血栓性微血管病
KLF4公司
KLF2
补体系统
肾
癌症研究
染色质免疫沉淀
系数H
生物
内皮干细胞
转录因子
免疫学
医学
内分泌学
病理
基因表达
发起人
生物化学
免疫系统
基因
体外
SOX2
疾病
作者
Chelsea Estrada,Stephanie Cardona,Yiqing Guo,Mônica P. Revelo,Vivette D. D’Agati,Siva Koganti,Jason Devaraj,John Cijiang He,Peter S. Heeger,Sandeep K. Mallipattu
标识
DOI:10.1016/j.kint.2022.03.025
摘要
Thrombotic microangiopathy (TMA) in the kidney represents the most severe manifestation of kidney microvascular endothelial injury. Despite the source of the inciting event, the diverse clinical forms of kidney TMA share dysregulation of endothelial cell transcripts and complement activation.
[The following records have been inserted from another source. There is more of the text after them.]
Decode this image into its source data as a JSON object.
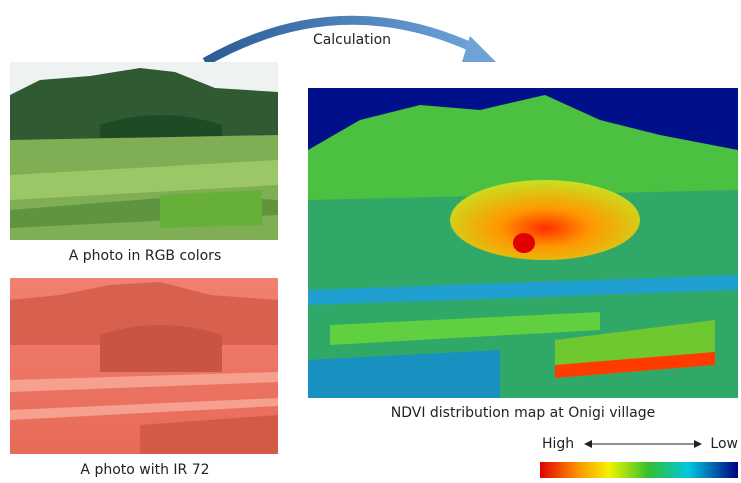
{
  "arrow_label": "Calculation",
  "panels": [
    {
      "caption": "A photo in RGB colors"
    },
    {
      "caption": "A photo with IR 72"
    },
    {
      "caption": "NDVI distribution map at Onigi village"
    }
  ],
  "legend": {
    "high": "High",
    "low": "Low"
  }
}
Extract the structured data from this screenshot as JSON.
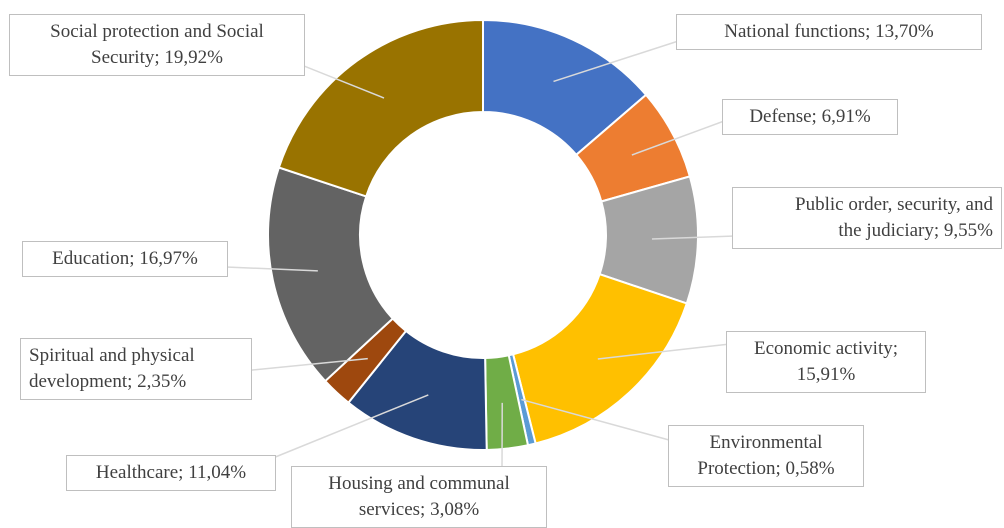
{
  "chart_data": {
    "type": "pie",
    "variant": "donut",
    "legend": "none",
    "slices": [
      {
        "label": "National functions",
        "value": 13.7,
        "text": "National functions; 13,70%",
        "color": "#4472C4"
      },
      {
        "label": "Defense",
        "value": 6.91,
        "text": "Defense; 6,91%",
        "color": "#ED7D31"
      },
      {
        "label": "Public order, security, and the judiciary",
        "value": 9.55,
        "text": "Public order, security, and the judiciary; 9,55%",
        "color": "#A5A5A5"
      },
      {
        "label": "Economic activity",
        "value": 15.91,
        "text": "Economic activity; 15,91%",
        "color": "#FFC000"
      },
      {
        "label": "Environmental Protection",
        "value": 0.58,
        "text": "Environmental Protection; 0,58%",
        "color": "#5B9BD5"
      },
      {
        "label": "Housing and communal services",
        "value": 3.08,
        "text": "Housing and communal services; 3,08%",
        "color": "#70AD47"
      },
      {
        "label": "Healthcare",
        "value": 11.04,
        "text": "Healthcare; 11,04%",
        "color": "#264478"
      },
      {
        "label": "Spiritual and physical development",
        "value": 2.35,
        "text": "Spiritual and physical development; 2,35%",
        "color": "#9E480E"
      },
      {
        "label": "Education",
        "value": 16.97,
        "text": "Education; 16,97%",
        "color": "#636363"
      },
      {
        "label": "Social protection and Social Security",
        "value": 19.92,
        "text": "Social protection and Social Security; 19,92%",
        "color": "#997300"
      }
    ]
  },
  "labels": {
    "national_functions": [
      "National functions; 13,70%"
    ],
    "defense": [
      "Defense; 6,91%"
    ],
    "public_order": [
      "Public order, security, and",
      "the judiciary; 9,55%"
    ],
    "economic_activity": [
      "Economic activity;",
      "15,91%"
    ],
    "environmental_protection": [
      "Environmental",
      "Protection; 0,58%"
    ],
    "housing": [
      "Housing and communal",
      "services; 3,08%"
    ],
    "healthcare": [
      "Healthcare;  11,04%"
    ],
    "spiritual": [
      "Spiritual and physical",
      "development; 2,35%"
    ],
    "education": [
      "Education; 16,97%"
    ],
    "social_protection": [
      "Social protection and Social",
      "Security; 19,92%"
    ]
  }
}
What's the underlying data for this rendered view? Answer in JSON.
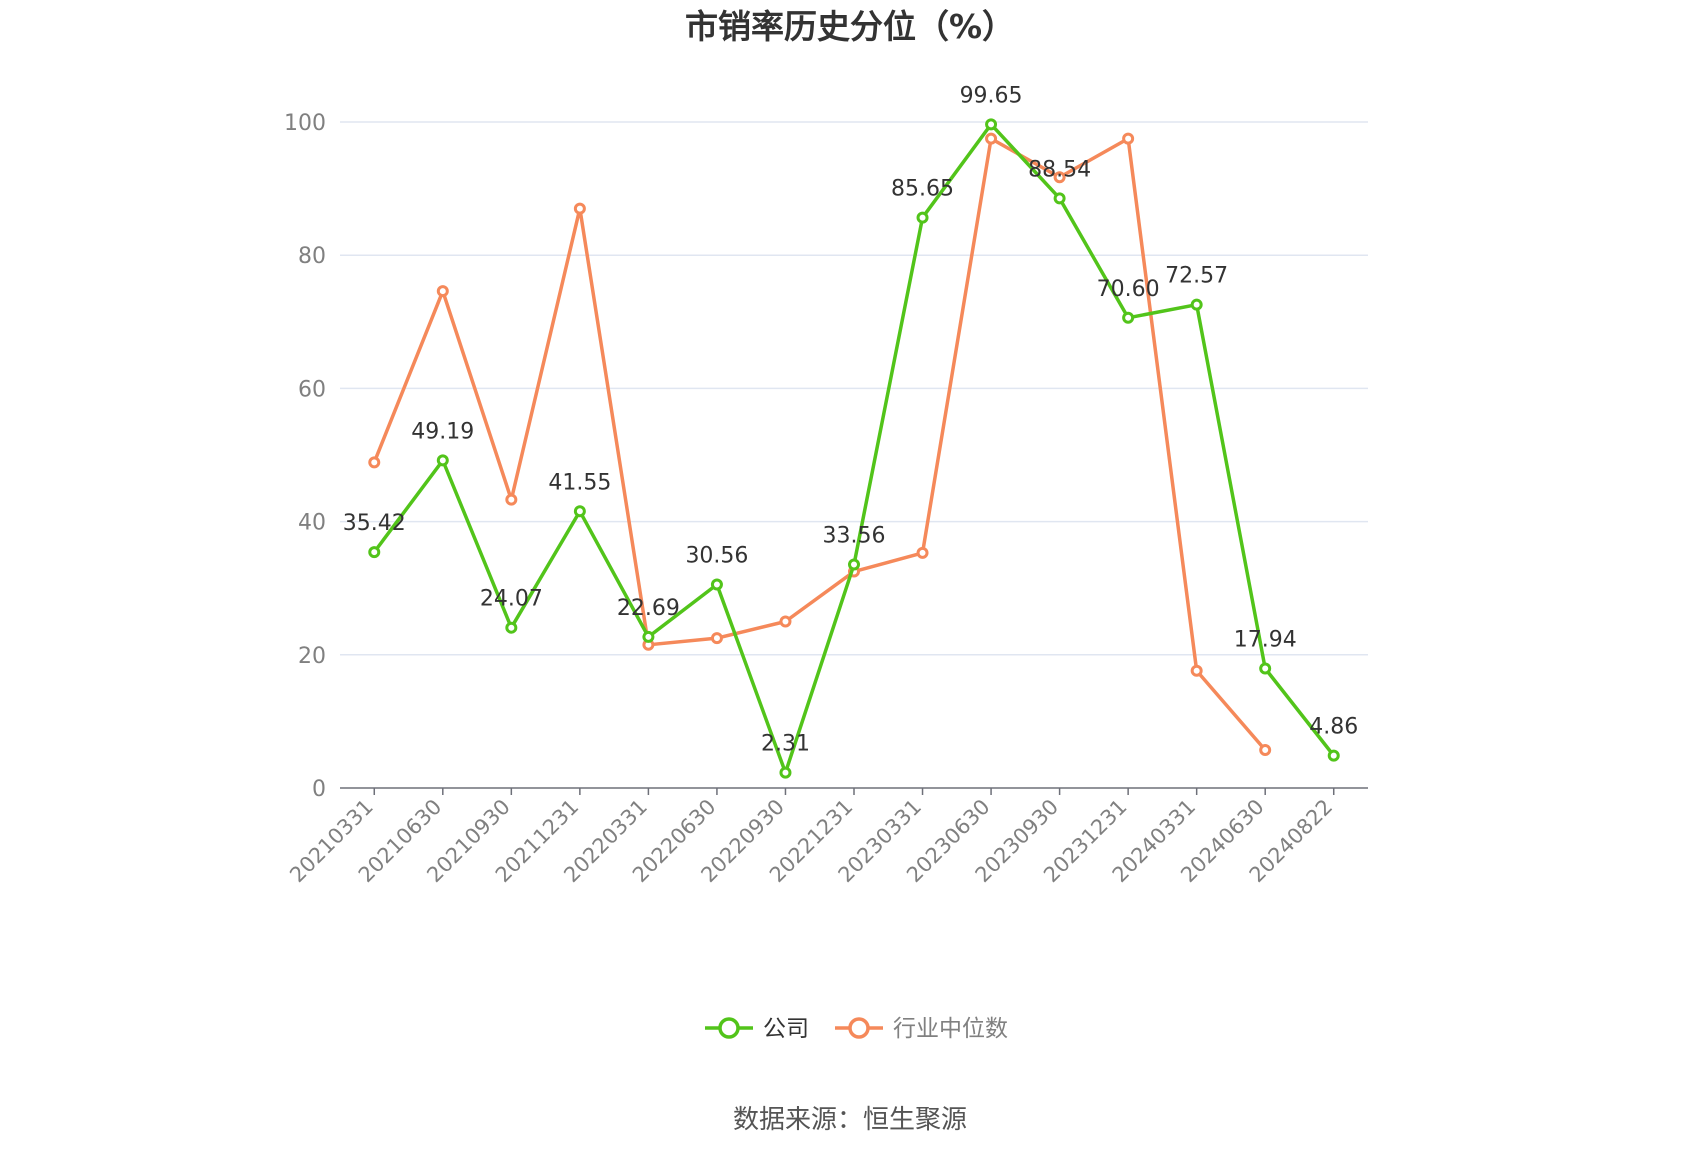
{
  "chart_data": {
    "type": "line",
    "title": "市销率历史分位（%）",
    "categories": [
      "20210331",
      "20210630",
      "20210930",
      "20211231",
      "20220331",
      "20220630",
      "20220930",
      "20221231",
      "20230331",
      "20230630",
      "20230930",
      "20231231",
      "20240331",
      "20240630",
      "20240822"
    ],
    "ylim": [
      0,
      100
    ],
    "yticks": [
      0,
      20,
      40,
      60,
      80,
      100
    ],
    "grid": true,
    "legend_position": "bottom-center",
    "series": [
      {
        "name": "公司",
        "color": "#52c41a",
        "values": [
          35.42,
          49.19,
          24.07,
          41.55,
          22.69,
          30.56,
          2.31,
          33.56,
          85.65,
          99.65,
          88.54,
          70.6,
          72.57,
          17.94,
          4.86
        ],
        "labels": [
          "35.42",
          "49.19",
          "24.07",
          "41.55",
          "22.69",
          "30.56",
          "2.31",
          "33.56",
          "85.65",
          "99.65",
          "88.54",
          "70.60",
          "72.57",
          "17.94",
          "4.86"
        ]
      },
      {
        "name": "行业中位数",
        "color": "#f5895a",
        "values": [
          48.9,
          74.6,
          43.3,
          87.0,
          21.5,
          22.5,
          25.0,
          32.5,
          35.3,
          97.5,
          91.7,
          97.5,
          17.6,
          5.7,
          null
        ]
      }
    ],
    "source": "数据来源：恒生聚源"
  }
}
Here, we show that endothelial-specific knockdown of Krüppel-Like Factor 4 (Klf4)ΔEC, an anti-inflammatory and antithrombotic zinc-finger transcription factor, increases the susceptibility to glomerular endothelial injury and microangiopathy in two genetic murine models that included endothelial nitric oxide synthase knockout mice and aged mice (52 weeks), as well as in a pharmacologic model of TMA using Shiga-toxin 2. In all models, Klf4ΔEC mice exhibit increased pro-thrombotic and pro-inflammatory transcripts, as well as increased complement factors C3 and C5b-9 deposition and histologic features consistent with subacute TMA. Interestingly, complement activation in Klf4ΔEC mice was accompanied by reduced expression of a key KLF4 transcriptional target and membrane bound complement regulatory gene, Cd55. To assess a potential mechanism by which KLF4 might regulate CD55 expression, we performed in silico chromatin immunoprecipitation enrichment analysis of the CD55 promotor and found KLF4 binding sites upstream from the CD55 transcription start site. Using patient-derived kidney biopsy specimens, we found glomerular expression of KLF4 and CD55 was reduced in patients with TMA as compared to control biopsies of the unaffected pole of patient kidneys removed due to kidney cancer. Thus, our data support that endothelial Klf4 is necessary for maintenance of a quiescent glomerular endothelial phenotype and its loss increases susceptibility to complement activation and induction of prothrombotic and pro-inflammatory pathways.